Again, not blaming or being a skeptic here, just analyzing the state of the art and its current weakness, it's likely that these things are going to be improved in the next generation, this is going to move fast, if you conflate any criticism of the tools with "skepticism" you are going to miss the nuance.

>In contrast, I've seen coding agents figure out extremely complex systems problems that are clearly outside of their training set - by using tools and interacting with complex environments, and reasoning and figuring it out.
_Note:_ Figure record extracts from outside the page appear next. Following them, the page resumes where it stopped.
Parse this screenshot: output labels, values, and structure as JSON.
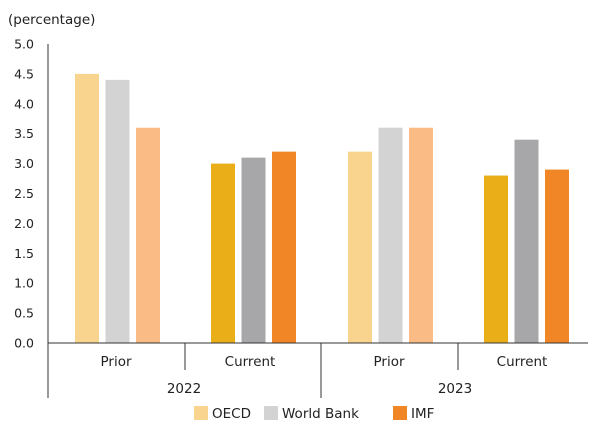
{
  "chart_data": {
    "type": "bar",
    "ylabel": "(percentage)",
    "ylim": [
      0,
      5
    ],
    "yticks": [
      "0.0",
      "0.5",
      "1.0",
      "1.5",
      "2.0",
      "2.5",
      "3.0",
      "3.5",
      "4.0",
      "4.5",
      "5.0"
    ],
    "groups": [
      {
        "year": "2022",
        "subgroups": [
          {
            "label": "Prior",
            "variant": "light",
            "values": {
              "OECD": 4.5,
              "World Bank": 4.4,
              "IMF": 3.6
            }
          },
          {
            "label": "Current",
            "variant": "dark",
            "values": {
              "OECD": 3.0,
              "World Bank": 3.1,
              "IMF": 3.2
            }
          }
        ]
      },
      {
        "year": "2023",
        "subgroups": [
          {
            "label": "Prior",
            "variant": "light",
            "values": {
              "OECD": 3.2,
              "World Bank": 3.6,
              "IMF": 3.6
            }
          },
          {
            "label": "Current",
            "variant": "dark",
            "values": {
              "OECD": 2.8,
              "World Bank": 3.4,
              "IMF": 2.9
            }
          }
        ]
      }
    ],
    "series": [
      {
        "name": "OECD",
        "color_light": "#f9d48f",
        "color_dark": "#e9ae18",
        "legend_color": "#f9d48f"
      },
      {
        "name": "World Bank",
        "color_light": "#d3d3d3",
        "color_dark": "#a7a7a9",
        "legend_color": "#d3d3d3"
      },
      {
        "name": "IMF",
        "color_light": "#fabb85",
        "color_dark": "#f08626",
        "legend_color": "#f08626"
      }
    ],
    "grid": false,
    "legend_position": "bottom"
  }
}
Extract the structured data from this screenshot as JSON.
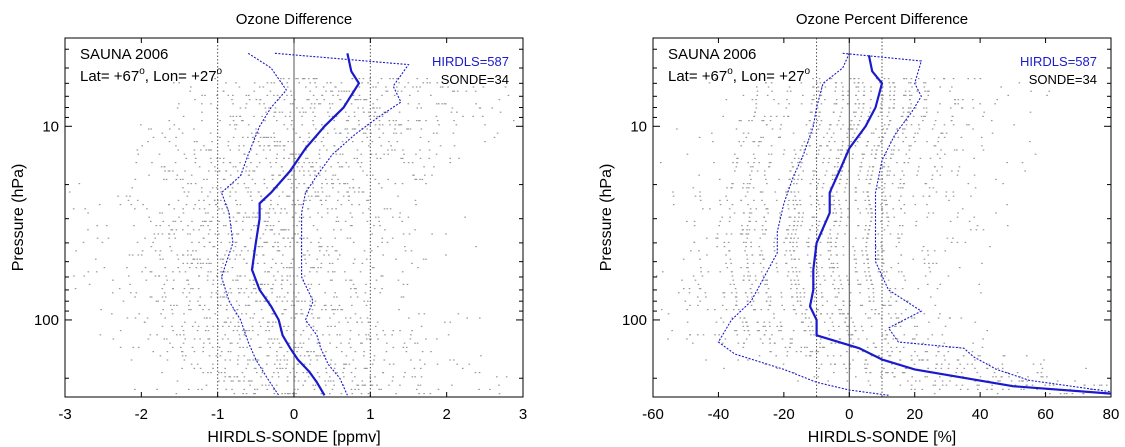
{
  "chart_data": [
    {
      "type": "line",
      "title": "Ozone Difference",
      "xlabel": "HIRDLS-SONDE  [ppmv]",
      "ylabel": "Pressure (hPa)",
      "xlim": [
        -3,
        3
      ],
      "ylim": [
        250,
        3.5
      ],
      "yscale": "log",
      "xticks": [
        "-3",
        "-2",
        "-1",
        "0",
        "1",
        "2",
        "3"
      ],
      "yticks": [
        {
          "v": 10,
          "label": "10"
        },
        {
          "v": 100,
          "label": "100"
        }
      ],
      "ref_lines_x": [
        -1,
        0,
        1
      ],
      "annotation_lines": [
        "SAUNA 2006",
        "Lat= +67",
        "o",
        ", Lon= +27",
        "o"
      ],
      "legend": [
        "HIRDLS=587",
        "SONDE=34"
      ],
      "colors": {
        "series": "#1a1acc",
        "scatter": "#9a9a9a"
      },
      "scatter_spread": 1.35,
      "series": [
        {
          "style": "solid",
          "points": [
            [
              0.7,
              4.2
            ],
            [
              0.75,
              5.2
            ],
            [
              0.85,
              6
            ],
            [
              0.65,
              8
            ],
            [
              0.4,
              10
            ],
            [
              0.15,
              13
            ],
            [
              -0.05,
              17
            ],
            [
              -0.3,
              22
            ],
            [
              -0.45,
              25
            ],
            [
              -0.45,
              30
            ],
            [
              -0.5,
              40
            ],
            [
              -0.55,
              55
            ],
            [
              -0.45,
              70
            ],
            [
              -0.3,
              85
            ],
            [
              -0.2,
              100
            ],
            [
              -0.15,
              120
            ],
            [
              -0.05,
              140
            ],
            [
              0.05,
              160
            ],
            [
              0.2,
              185
            ],
            [
              0.3,
              210
            ],
            [
              0.4,
              245
            ]
          ]
        },
        {
          "style": "dotted",
          "points": [
            [
              -0.6,
              4.2
            ],
            [
              -0.3,
              5
            ],
            [
              -0.1,
              6.5
            ],
            [
              -0.3,
              8
            ],
            [
              -0.45,
              10
            ],
            [
              -0.6,
              14
            ],
            [
              -0.7,
              18
            ],
            [
              -0.95,
              22
            ],
            [
              -0.85,
              28
            ],
            [
              -0.8,
              40
            ],
            [
              -0.95,
              60
            ],
            [
              -0.85,
              80
            ],
            [
              -0.7,
              100
            ],
            [
              -0.6,
              130
            ],
            [
              -0.5,
              160
            ],
            [
              -0.35,
              200
            ],
            [
              -0.2,
              245
            ]
          ]
        },
        {
          "style": "dotted",
          "points": [
            [
              -0.25,
              4.2
            ],
            [
              1.5,
              4.8
            ],
            [
              1.3,
              6.2
            ],
            [
              1.4,
              7.5
            ],
            [
              1.1,
              9
            ],
            [
              0.8,
              11
            ],
            [
              0.5,
              14
            ],
            [
              0.3,
              18
            ],
            [
              0.15,
              22
            ],
            [
              0.1,
              28
            ],
            [
              0.1,
              40
            ],
            [
              0.1,
              60
            ],
            [
              0.25,
              80
            ],
            [
              0.15,
              100
            ],
            [
              0.3,
              120
            ],
            [
              0.35,
              140
            ],
            [
              0.45,
              170
            ],
            [
              0.6,
              200
            ],
            [
              0.7,
              245
            ]
          ]
        }
      ]
    },
    {
      "type": "line",
      "title": "Ozone Percent Difference",
      "xlabel": "HIRDLS-SONDE  [%]",
      "ylabel": "Pressure (hPa)",
      "xlim": [
        -60,
        80
      ],
      "ylim": [
        250,
        3.5
      ],
      "yscale": "log",
      "xticks": [
        "-60",
        "-40",
        "-20",
        "0",
        "20",
        "40",
        "60",
        "80"
      ],
      "yticks": [
        {
          "v": 10,
          "label": "10"
        },
        {
          "v": 100,
          "label": "100"
        }
      ],
      "ref_lines_x": [
        -10,
        0,
        10
      ],
      "annotation_lines": [
        "SAUNA 2006",
        "Lat= +67",
        "o",
        ", Lon= +27",
        "o"
      ],
      "legend": [
        "HIRDLS=587",
        "SONDE=34"
      ],
      "colors": {
        "series": "#1a1acc",
        "scatter": "#9a9a9a"
      },
      "scatter_spread": 28,
      "series": [
        {
          "style": "solid",
          "points": [
            [
              6,
              4.3
            ],
            [
              7,
              5.2
            ],
            [
              10,
              6
            ],
            [
              8,
              8
            ],
            [
              5,
              10
            ],
            [
              0,
              13
            ],
            [
              -3,
              17
            ],
            [
              -6,
              22
            ],
            [
              -6,
              28
            ],
            [
              -10,
              40
            ],
            [
              -11,
              55
            ],
            [
              -11,
              70
            ],
            [
              -12,
              85
            ],
            [
              -10,
              100
            ],
            [
              -10,
              120
            ],
            [
              3,
              140
            ],
            [
              10,
              160
            ],
            [
              20,
              180
            ],
            [
              50,
              220
            ],
            [
              80,
              240
            ]
          ]
        },
        {
          "style": "dotted",
          "points": [
            [
              0,
              4.2
            ],
            [
              -2,
              5
            ],
            [
              -8,
              6
            ],
            [
              -10,
              8
            ],
            [
              -11,
              10
            ],
            [
              -14,
              14
            ],
            [
              -17,
              18
            ],
            [
              -20,
              25
            ],
            [
              -22,
              35
            ],
            [
              -22,
              45
            ],
            [
              -26,
              60
            ],
            [
              -30,
              80
            ],
            [
              -36,
              100
            ],
            [
              -40,
              130
            ],
            [
              -35,
              150
            ],
            [
              -20,
              180
            ],
            [
              -10,
              210
            ],
            [
              0,
              230
            ],
            [
              12,
              245
            ]
          ]
        },
        {
          "style": "dotted",
          "points": [
            [
              -2,
              4.2
            ],
            [
              22,
              4.6
            ],
            [
              20,
              6
            ],
            [
              22,
              7
            ],
            [
              19,
              8.5
            ],
            [
              14,
              11
            ],
            [
              10,
              15
            ],
            [
              8,
              22
            ],
            [
              8,
              35
            ],
            [
              8,
              50
            ],
            [
              12,
              70
            ],
            [
              22,
              90
            ],
            [
              12,
              110
            ],
            [
              15,
              130
            ],
            [
              35,
              140
            ],
            [
              38,
              155
            ],
            [
              45,
              180
            ],
            [
              55,
              205
            ],
            [
              80,
              235
            ]
          ]
        }
      ]
    }
  ]
}
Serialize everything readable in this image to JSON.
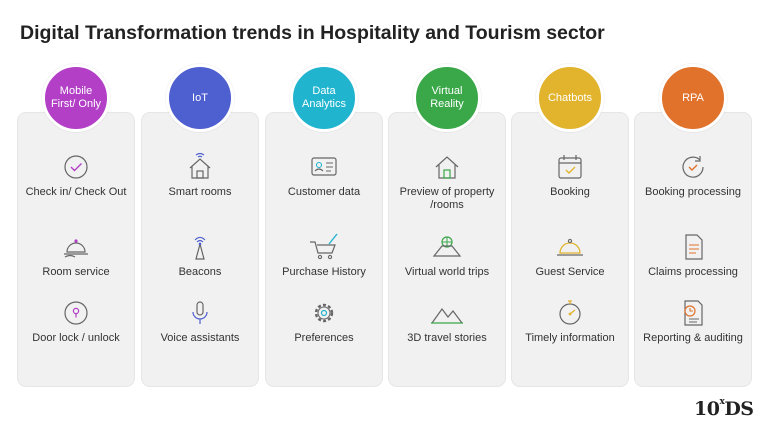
{
  "title": "Digital Transformation trends in Hospitality and Tourism sector",
  "columns": [
    {
      "heading": "Mobile First/ Only",
      "color": "#b23fc6",
      "items": [
        {
          "icon": "checkmark-circle-icon",
          "label": "Check in/ Check Out"
        },
        {
          "icon": "room-service-bell-icon",
          "label": "Room service"
        },
        {
          "icon": "door-lock-icon",
          "label": "Door lock / unlock"
        }
      ]
    },
    {
      "heading": "IoT",
      "color": "#4e5fcf",
      "items": [
        {
          "icon": "smart-home-icon",
          "label": "Smart rooms"
        },
        {
          "icon": "beacon-icon",
          "label": "Beacons"
        },
        {
          "icon": "microphone-icon",
          "label": "Voice assistants"
        }
      ]
    },
    {
      "heading": "Data Analytics",
      "color": "#20b4cf",
      "items": [
        {
          "icon": "id-card-icon",
          "label": "Customer data"
        },
        {
          "icon": "shopping-cart-icon",
          "label": "Purchase History"
        },
        {
          "icon": "gear-icon",
          "label": "Preferences"
        }
      ]
    },
    {
      "heading": "Virtual Reality",
      "color": "#3aa749",
      "items": [
        {
          "icon": "house-icon",
          "label": "Preview of property /rooms"
        },
        {
          "icon": "vr-globe-icon",
          "label": "Virtual world trips"
        },
        {
          "icon": "mountains-icon",
          "label": "3D travel stories"
        }
      ]
    },
    {
      "heading": "Chatbots",
      "color": "#e2b32d",
      "items": [
        {
          "icon": "calendar-check-icon",
          "label": "Booking"
        },
        {
          "icon": "service-cloche-icon",
          "label": "Guest Service"
        },
        {
          "icon": "stopwatch-icon",
          "label": "Timely information"
        }
      ]
    },
    {
      "heading": "RPA",
      "color": "#e0722c",
      "items": [
        {
          "icon": "refresh-clock-icon",
          "label": "Booking processing"
        },
        {
          "icon": "document-icon",
          "label": "Claims processing"
        },
        {
          "icon": "report-clock-icon",
          "label": "Reporting & auditing"
        }
      ]
    }
  ],
  "logo": {
    "main": "10",
    "sup": "x",
    "suffix": "DS"
  }
}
Yeah for sure, I'll give you a concrete example on this point where we agree. I made a model download a webdriver for a browser and taught it to use the webdriver to open the site, take screenshots, and evaluate how it looks visually, in addition to actually clicking buttons and navigating it. This is a great improvement when the traditional approach is just to generate frontend code and trust that it works (which to be fair, sometimes works great, but you know, it's better if it see that.)

And it works, until it doesn't and I have to remind it that it can do that. It's just a bias. If they would have trained the model with WebDriver tool access, the model would use it much more (and perhaps they are already doing that and we will see it in the next model.)

The main thesis is that instructions taught at train time 'work better' than at fine-tune time which in turn are stronger than 'inference'. To be very specific during inference tool use is much more likely immediately after mentioning it, it might be stronger more consistently at the system prompt, (but it competes with other system prompt instructions and it's still inference based). To say nothing of the costs associated with adding to inference tokens, compared to essentially free training/finetune biases. I don't think anyone disagrees that stuff you teach the model during training has better quality and less cost than stuff you teach at inference.

I think playing around with logit biases is an underrated tool to increase and control frequency of certain tools, but it doesn't seem that's being used much in this generation of vibecode tools, the interface is almost entirely textual (with some /commands starting to surface). Maybe the next generation will have the option to configure some specific parameters instead of entirely relying on textual prompting.